La firme de Mountain View a su s'imposer rapidement sur le marché des smartphones en proposant gratuitement et clé en main un système d'exploitation performant aux fabricants d'appareils, qu'ils pouvaient ensuite modifier à loisir. Une offre irrésistible à l'époque où des OS comme Symbian ou Windows Mobile peinaient à évoluer suffisamment vite face à l'offensive d'Apple. Cependant, à mesure que le succès augmentait, Google a progressivement restreint la marge de manoeuvre des constructeurs, imposant de plus en plus strictement l'utilisation de son magasin d'applications et de ses services (qui génèrent la quasi-intégralité des bénéfices de l'écosystème) sous peine de se voir radier de la liste des partenaires.

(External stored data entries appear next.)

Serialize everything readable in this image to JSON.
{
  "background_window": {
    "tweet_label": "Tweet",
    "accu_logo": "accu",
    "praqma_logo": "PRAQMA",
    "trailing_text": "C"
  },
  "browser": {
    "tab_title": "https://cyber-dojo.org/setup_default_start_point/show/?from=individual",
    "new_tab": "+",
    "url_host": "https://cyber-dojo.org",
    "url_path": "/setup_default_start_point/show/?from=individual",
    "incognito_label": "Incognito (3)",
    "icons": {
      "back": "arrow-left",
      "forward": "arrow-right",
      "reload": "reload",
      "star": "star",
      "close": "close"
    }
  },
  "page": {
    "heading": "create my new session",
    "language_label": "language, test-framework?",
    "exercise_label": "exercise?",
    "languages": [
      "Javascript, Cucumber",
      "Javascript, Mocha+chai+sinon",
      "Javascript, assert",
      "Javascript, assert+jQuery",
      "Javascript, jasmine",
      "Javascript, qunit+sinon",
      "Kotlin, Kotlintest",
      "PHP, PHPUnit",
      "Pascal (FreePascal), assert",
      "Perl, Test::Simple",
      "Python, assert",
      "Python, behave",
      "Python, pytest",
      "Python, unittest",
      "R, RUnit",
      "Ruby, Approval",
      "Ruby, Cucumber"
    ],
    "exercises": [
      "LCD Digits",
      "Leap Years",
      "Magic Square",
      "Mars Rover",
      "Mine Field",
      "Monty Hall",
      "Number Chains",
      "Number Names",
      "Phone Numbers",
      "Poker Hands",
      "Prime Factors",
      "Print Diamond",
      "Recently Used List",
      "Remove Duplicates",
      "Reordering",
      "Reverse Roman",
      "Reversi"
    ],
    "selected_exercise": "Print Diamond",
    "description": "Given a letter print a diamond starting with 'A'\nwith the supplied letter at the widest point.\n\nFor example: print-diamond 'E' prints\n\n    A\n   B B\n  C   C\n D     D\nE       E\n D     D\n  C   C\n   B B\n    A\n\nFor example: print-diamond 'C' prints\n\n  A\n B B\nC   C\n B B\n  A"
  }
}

Une situation qui a contribué, avec les pratiques belliqueuses des constructeurs chinois, à laisser bon nombre de fabricants historiques exsangues : HTC, Sony, LG...

 

Pour la Commission européenne, Google a enfreint les lois anti-trust en

  • requérant des fabricants qu'ils préinstallent Google Search et Google Chrome et qu'ils soient les options par défaut comme condition d'utilisation d'autres applications propriétaires de Google,
  • interdisant aux fabricants de vendre des appareils utilisant d'autres systèmes d'exploitation basés sur le code source d'Android,
  • motivant financièrement les constructeurs à ne pas proposer d'autres alternatives.

 

Une situation rendue d'autant plus préoccupante par le fait qu'Android est utilisé sur la quasi-majorité des smartphones vendus dans l'Union européenne : plus de 90%... Tout comme Google est utilisé à plus de 90% pour la recherche sur Internet dans l'UE.

 

Double discours

Notant que les utilisateurs ne prennent que rarement la peine d'aller chercher d'autres applications que celles installées par défaut, la Commission compte "veiller à ce que les fabricants soient libres de choisir les applications qu'ils préinstallent sur leurs appareils." La Commission européenne remet donc en cause le double discours de Google, qui se targue depuis toujours de son ouverture face aux consommateurs et aux développeurs, mais s'efforce de jugguler toute vélleité de concurrence (ou de liberté) chez ses partenaires et clients une fois ses services devenus prévalents. Suite à cette accusation, Google a publié un communiqué réitérant qu'Android promeut la compétition et n'est que bénéfique aux consommateurs.